Generative AI is taking the world by storm and businesses are starting to look at ways to adopt AI technologies into their business processes. In some cases, businesses deploy their own AI fabric and GPU scale-out network within data centers and private clouds.
Building GenAI data centers from a network perspective differs greatly from traditional data center buildouts -- or even those that were designed to support high-performance computing (HPC).
Four key aspects of GenAI network fabrics can set enterprises on the right path for architecting a GenAI data center that meets a business's needs today and into the future.
- Half of all the time spent analyzing AI training data occurs on the network. Despite a focus on all the processing required to analyze AI training data using stacks of GPUs, it's important to note that half the processing of AI data happens within the network. This places the speed and agility at which networks transport large data sets front and center. After all, the pace of a GenAI application is only as fast as its slowest component. If properly built, the network can be eliminated as a potential performance bottleneck.
Building a highly scalable network is also key to GenAI data centers as it enables future growth capacity. Network switch fabrics must include hardware that can expand horizontally and vertically, as well as use network OSes on switching hardware that include advanced features, such as packet spraying, load awareness and intelligent traffic redirection. These features provide automated rerouting of traffic within the network and between GPU processing units that may become overloaded.
- Workloads are fewer in number but greater in size. Unlike HPC, which works to minimize network latency to ultralow levels, AI data center buildouts must focus on high throughput capacity. HPC networks are designed to transport thousands of simultaneous workloads requiring minimal latency while AI workloads are far fewer in number but much larger in size.
From a speed perspective, throughput becomes more important than network latency. For GenAI data centers, the ultralow latency advantages found in InfiniBand network fabrics used for HPC are diminished and the use of higher throughput Ethernet networks may soon become the norm due to the standard's higher throughput capacity.
- Network needs to handle dense connectivity. Shoehorning high-density racks of GPUs for GenAI processing is no easy task. Up to four times the switch port density is required in addition to all the network cabling that comes with it. According to a research report from the Dell'Oro Group, as much as 20% of all data center switch ports will be allocated to AI servers by 2027. The small form factor GPUs are also a challenge from a power and cooling perspective and may require significant changes to adapt to this higher density, including liquid cooling options and modifications to power capacity.
Early GenAI adopters have concluded that the use of multisite or micro data centers is the best option to accommodate this level of density.

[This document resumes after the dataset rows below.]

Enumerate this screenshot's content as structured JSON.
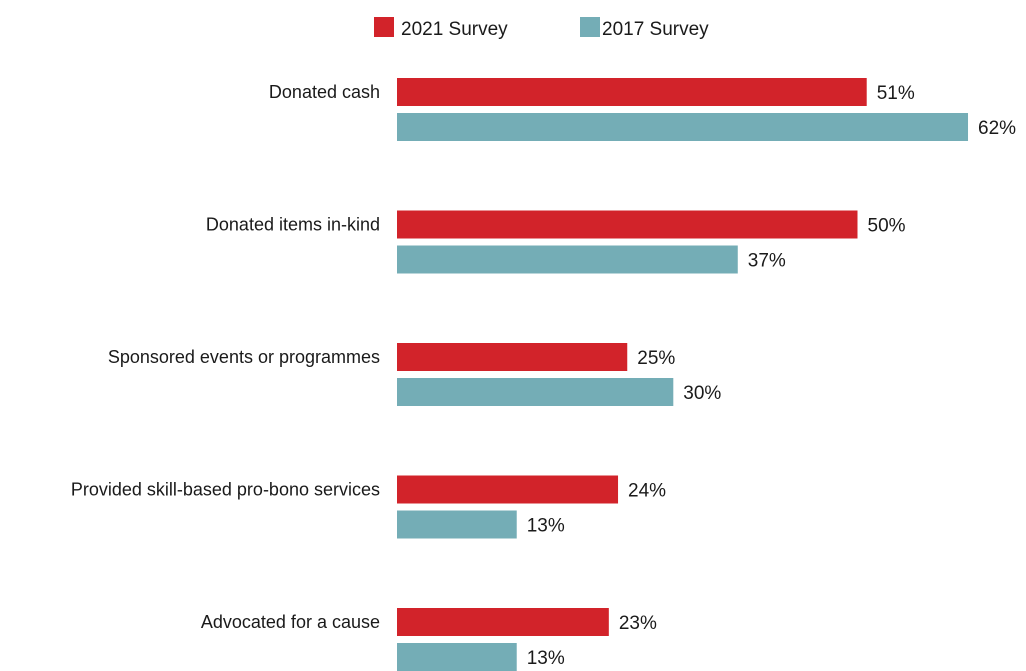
{
  "chart_data": {
    "type": "bar",
    "orientation": "horizontal",
    "categories": [
      "Donated cash",
      "Donated items in-kind",
      "Sponsored events or programmes",
      "Provided skill-based pro-bono services",
      "Advocated for a cause"
    ],
    "series": [
      {
        "name": "2021 Survey",
        "color": "#d2232a",
        "values": [
          51,
          50,
          25,
          24,
          23
        ]
      },
      {
        "name": "2017 Survey",
        "color": "#74adb6",
        "values": [
          62,
          37,
          30,
          13,
          13
        ]
      }
    ],
    "value_suffix": "%",
    "xlim": [
      0,
      62
    ],
    "grid": false,
    "legend_position": "top-center"
  }
}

And, yet again, this puts pressure on the network interconnecting these sites to be as high-performing and resilient as possible.
- Network orchestration is a must-have. With all the complexities of GenAI data center networks combined with the need for optimized performance and high reliability, GenAI networks should not be managed using traditional command-line syntax and third-party performance monitoring tools. Instead, organizations should deploy an orchestration platform that delivers several useful features and performance insights that are baked into the control plane architecture from the start.

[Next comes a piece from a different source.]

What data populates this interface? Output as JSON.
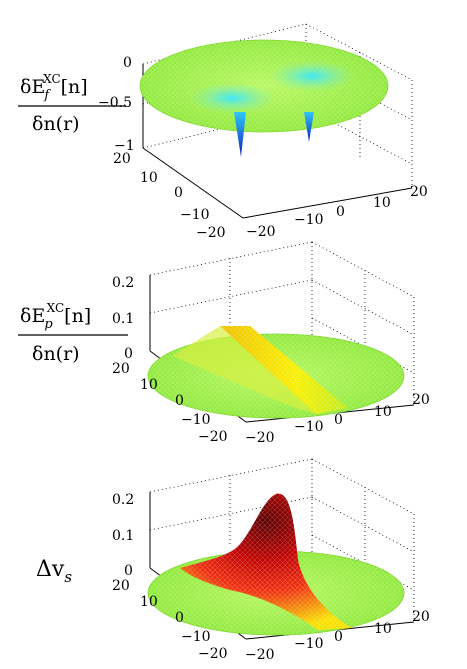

Orchestration platforms provide several benefits that greatly enhance the management of GenAI data centers, including the following:
- The automatic creation of the data center network underlay. This removes much of the complexity around brand-new buildouts and significantly decreases the time spent to stand a network up to the point where it's ready for network and network security policy creation.
- Intuitive and automated network overlay creation and ongoing NetOps management. Using a GUI, orchestration platforms let administrators create network and network security policies in a centralized location and automatically push the commands to those data center switches that require them. This enables the creation of network policy without having to learn complex CLI commands. The policy is created using standards-based guardrails within the system that largely eliminate manual configuration errors.

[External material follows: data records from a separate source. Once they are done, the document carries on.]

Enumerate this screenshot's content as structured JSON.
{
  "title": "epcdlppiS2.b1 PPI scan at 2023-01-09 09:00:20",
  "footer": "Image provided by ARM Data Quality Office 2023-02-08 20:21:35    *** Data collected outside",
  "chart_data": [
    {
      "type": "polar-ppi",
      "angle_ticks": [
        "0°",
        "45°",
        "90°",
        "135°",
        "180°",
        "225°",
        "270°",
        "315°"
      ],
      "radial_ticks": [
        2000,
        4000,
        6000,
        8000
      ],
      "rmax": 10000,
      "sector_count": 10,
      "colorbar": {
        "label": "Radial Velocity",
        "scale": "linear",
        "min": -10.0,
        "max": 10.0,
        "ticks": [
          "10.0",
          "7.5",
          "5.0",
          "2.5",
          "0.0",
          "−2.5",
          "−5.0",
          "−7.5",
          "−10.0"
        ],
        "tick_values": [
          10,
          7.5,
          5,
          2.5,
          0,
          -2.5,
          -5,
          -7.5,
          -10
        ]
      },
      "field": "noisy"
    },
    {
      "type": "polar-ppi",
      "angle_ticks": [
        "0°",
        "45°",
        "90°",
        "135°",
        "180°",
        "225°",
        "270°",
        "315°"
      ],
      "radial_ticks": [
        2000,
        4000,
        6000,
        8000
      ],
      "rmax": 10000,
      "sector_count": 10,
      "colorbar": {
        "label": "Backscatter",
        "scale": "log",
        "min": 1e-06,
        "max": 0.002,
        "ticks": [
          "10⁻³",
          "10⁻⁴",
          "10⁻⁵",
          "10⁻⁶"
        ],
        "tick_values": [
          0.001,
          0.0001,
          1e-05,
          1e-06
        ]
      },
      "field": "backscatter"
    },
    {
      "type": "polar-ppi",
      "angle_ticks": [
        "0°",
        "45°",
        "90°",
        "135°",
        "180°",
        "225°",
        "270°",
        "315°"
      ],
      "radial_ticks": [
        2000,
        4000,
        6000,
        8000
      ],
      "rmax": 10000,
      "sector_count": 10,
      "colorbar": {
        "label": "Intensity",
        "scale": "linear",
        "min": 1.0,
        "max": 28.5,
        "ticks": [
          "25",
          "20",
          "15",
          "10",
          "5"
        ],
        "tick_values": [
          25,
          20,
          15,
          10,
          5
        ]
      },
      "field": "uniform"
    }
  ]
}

- Increased performance and health visibility. Orchestration tools also collect and analyze switch health and performance data from network switching hardware using several traditional and modern methods. The collection and analysis of network telemetry data is the newest kid on the block when it comes to health analysis. This is where the switch is configured to send real-time performance measurements to the orchestrator using specialized protocol standards, such as gNMI and NETCONF. The protocols are far more powerful compared to legacy monitoring protocols such as Simple Network Management Protocol and assist with the proactive identification of performance problems that can be remediated before causing network slowdowns or outages.
3 pillars of GenAI data center success
GenAI traffic flows differ greatly from traditional flows. Because GenAI intelligence growth cannot expand until the analysis of every packet of a training data set is complete, time is of the essence. To achieve efficiency within GenAI fabrics, network architects must strive for the three pillars of GenAI data center success:
- Sufficient network throughput.
- Automated optimization.
- Granular network performance insights.
Only then will the underlying network fabric foundation be set for success in enterprise GenAI endeavors.